Antibiotic duration is often longer than necessary. Understanding the reasons for variability in antibiotic duration can inform interventions to reduce prolonged antibiotic use. Fernandez-Lazaro, et al. (2019) sought to describe patterns of inter-physician variability in prescribed antibiotic treatment durations and determine physician predictors of prolonged antibiotic duration in the community setting.
The researchers performed a retrospective cohort analysis of family physicians in Ontario, Canada, between March 1, 2016 and Feb. 28, 2017, using the Xponent TM dataset from IQVIA. The primary outcome was proportion of prolonged antibiotic course prescribed, defined as > 8 days of therapy. We used multivariable logistic regression models, with generalized estimating equations to account for physician level clustering to evaluate for predictors of prolonged antibiotic courses.
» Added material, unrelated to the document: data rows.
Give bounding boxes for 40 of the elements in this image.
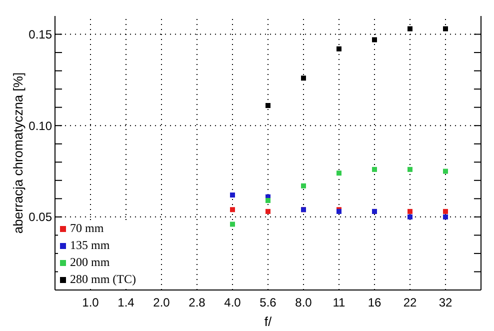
point — [266, 208, 270, 214]
point — [230, 222, 235, 227]
x-tick-label: 5.6 — [260, 296, 277, 310]
x-tick-label: 11 — [332, 296, 346, 310]
point — [266, 198, 270, 203]
point — [443, 168, 448, 174]
x-axis-title: f/ — [264, 314, 272, 329]
legend-label: 200 mm — [70, 254, 110, 271]
legend-label: 70 mm — [70, 220, 104, 237]
point — [336, 46, 342, 52]
x-tick-label: 8.0 — [295, 296, 312, 310]
point — [443, 214, 448, 220]
x-tick-label: 2.0 — [153, 296, 170, 310]
x-tick-label: 1.4 — [118, 296, 135, 310]
point — [408, 166, 412, 172]
point — [372, 166, 377, 172]
legend-label: 135 mm — [70, 237, 110, 254]
point — [301, 183, 306, 188]
point — [443, 208, 448, 214]
y-tick-label: 0.15 — [28, 28, 52, 42]
x-tick-label: 16 — [368, 296, 382, 310]
y-tick-label: 0.05 — [28, 210, 52, 224]
x-tick-label: 4.0 — [224, 296, 242, 310]
point — [230, 207, 235, 212]
point — [336, 170, 342, 176]
x-tick-label: 1.0 — [82, 296, 100, 310]
point — [266, 103, 270, 108]
x-tick-label: 2.8 — [188, 296, 206, 310]
point — [230, 192, 235, 198]
x-tick-label: 32 — [438, 296, 452, 310]
point — [408, 214, 412, 220]
x-tick-label: 22 — [403, 296, 417, 310]
point — [408, 26, 412, 32]
y-axis-title: aberracja chromatyczna [%] — [10, 72, 26, 234]
y-tick-label: 0.10 — [28, 118, 52, 133]
point — [301, 76, 306, 81]
point — [372, 37, 377, 42]
legend-label: 280 mm (TC) — [70, 271, 136, 288]
point — [443, 26, 448, 32]
point — [408, 208, 412, 214]
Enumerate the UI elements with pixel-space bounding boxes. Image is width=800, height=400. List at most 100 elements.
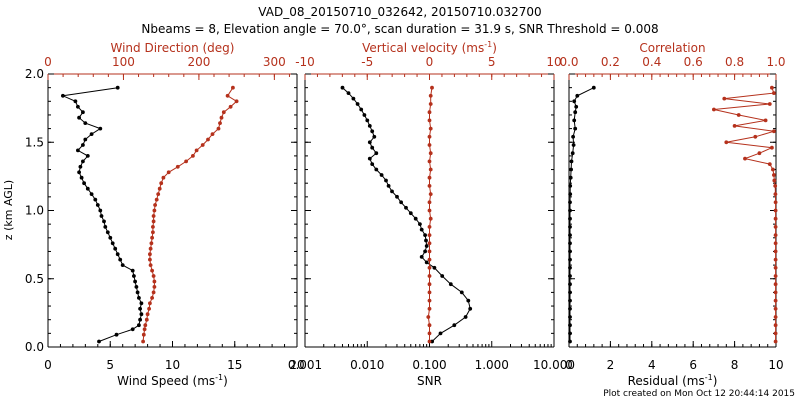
right-red-point <box>773 208 778 213</box>
middle-red-point <box>428 126 433 131</box>
left-red-point <box>200 143 205 147</box>
middle-black-point <box>386 184 391 188</box>
left-red-point <box>166 170 171 175</box>
right-red-point <box>772 129 776 134</box>
middle-red-point <box>427 159 432 164</box>
left-red-point <box>152 208 157 213</box>
right-red-point <box>757 151 762 156</box>
middle-red-point <box>430 85 434 90</box>
left-black-point <box>93 197 98 202</box>
middle-red-point <box>427 134 432 139</box>
right-black-point <box>571 143 576 147</box>
right-red-point <box>773 233 778 238</box>
left-red-point <box>153 203 158 207</box>
right-black-point <box>573 110 578 115</box>
left-red-point <box>149 241 154 246</box>
left-black-point <box>135 290 140 295</box>
left-black-point <box>130 327 135 332</box>
left-red-point <box>144 317 149 322</box>
left-red-point <box>184 159 189 164</box>
right-red-point <box>773 200 778 205</box>
right-red-point <box>773 315 778 319</box>
left-x-axis-label: Wind Speed (ms-1) <box>117 373 228 388</box>
y-tick-label: 0.5 <box>25 272 44 286</box>
left-black-point <box>105 230 110 235</box>
middle-black-point <box>419 227 424 232</box>
left-red-point <box>234 99 239 104</box>
middle-black-point <box>374 167 379 172</box>
middle-black-point <box>384 178 388 183</box>
left-red-point <box>157 186 162 191</box>
left-black-point <box>139 312 144 317</box>
right-black-point <box>568 323 572 328</box>
right-x-tick-label: 10 <box>768 358 783 372</box>
middle-black-point <box>459 290 464 295</box>
middle-top-tick-label: 0 <box>426 55 434 69</box>
right-top-tick-label: 0.2 <box>601 55 620 69</box>
left-red-point <box>175 164 180 169</box>
left-red-point <box>159 181 164 186</box>
left-red-point <box>151 290 156 295</box>
middle-red-point <box>427 265 432 270</box>
right-black-point <box>571 134 575 139</box>
left-red-point <box>151 230 155 235</box>
left-black-point <box>81 159 85 164</box>
left-red-point <box>142 327 147 332</box>
left-black-point <box>120 263 125 267</box>
left-red-point <box>141 332 146 337</box>
left-black-point <box>61 93 65 98</box>
left-black-point <box>77 170 81 175</box>
middle-red-point <box>427 323 432 328</box>
left-red-point <box>148 246 153 251</box>
left-red-point <box>216 126 221 131</box>
right-x-axis-label: Residual (ms-1) <box>628 373 718 388</box>
left-black-point <box>77 115 81 120</box>
left-red-point <box>151 225 155 229</box>
middle-black-point <box>340 85 345 90</box>
middle-red-point <box>427 175 432 180</box>
right-red-point <box>772 173 776 177</box>
left-x-tick-label: 0 <box>44 358 52 372</box>
right-x-tick-label: 2 <box>607 358 615 372</box>
middle-red-point <box>428 93 433 98</box>
right-red-point <box>773 192 778 197</box>
middle-top-tick-label: -5 <box>361 55 373 69</box>
y-tick-label: 2.0 <box>25 67 44 81</box>
middle-black-point <box>351 96 356 101</box>
left-black-point <box>99 214 104 218</box>
left-black-point <box>81 110 85 115</box>
left-red-point <box>150 235 155 240</box>
right-x-tick-label: 0 <box>565 358 573 372</box>
middle-black-point <box>424 244 429 248</box>
left-black-point <box>118 257 123 262</box>
left-black-point <box>115 85 120 90</box>
figure-title: VAD_08_20150710_032642, 20150710.032700 <box>258 5 541 19</box>
left-red-point <box>151 214 156 218</box>
right-black-point <box>568 298 572 303</box>
left-black-point <box>138 317 143 322</box>
left-red-point <box>228 104 233 109</box>
middle-red-point <box>427 208 432 213</box>
middle-black-point <box>423 249 427 254</box>
y-tick-label: 1.0 <box>25 204 44 218</box>
right-black-point <box>568 339 572 344</box>
right-red-point <box>773 265 778 270</box>
right-red-point <box>732 124 737 128</box>
middle-black-point <box>372 134 377 139</box>
right-top-axis-label: Correlation <box>639 41 705 55</box>
right-black-point <box>568 184 573 188</box>
left-red-point <box>148 252 152 257</box>
right-red-point <box>773 339 778 344</box>
right-red-point <box>770 85 774 90</box>
left-red-point <box>221 110 226 115</box>
middle-black-series-line <box>342 87 471 342</box>
middle-black-point <box>440 274 445 278</box>
middle-red-point <box>427 257 432 262</box>
left-red-point <box>141 339 146 344</box>
right-top-tick-label: 0.8 <box>725 55 744 69</box>
middle-red-point <box>427 200 432 205</box>
right-x-tick-label: 6 <box>689 358 697 372</box>
right-red-point <box>773 290 778 295</box>
middle-red-series-line <box>427 87 433 342</box>
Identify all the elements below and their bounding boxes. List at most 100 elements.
There were 10,616 family physicians included in the study, prescribing a total of 5.6 million antibiotic courses. There was substantial inter-physician variability in the proportion of prolonged antibiotic courses (median 33.3%, interquartile range 21.9–47.2%, interdecile range 13.5–60.3%). In the multivariable regression model, later physician career stage, rural location, and a larger pediatric practice were significantly associated with greater use of prolonged courses. Prolonged courses were more likely to be prescribed by late-career physicians (adjusted odds ratio 1.48, 95% confidence interval 1.38–1.58) and mid-career physicians (1.25, 1.16–1.34) when compared to early-career physicians.
The researchers observed substantial variability in prescribed antibiotic duration across family physicians, with durations particularly long among late-career physicians. They say these findings highlight opportunities for community antimicrobial stewardship interventions to improve antibiotic use through addressing practice differences in later career stage physicians.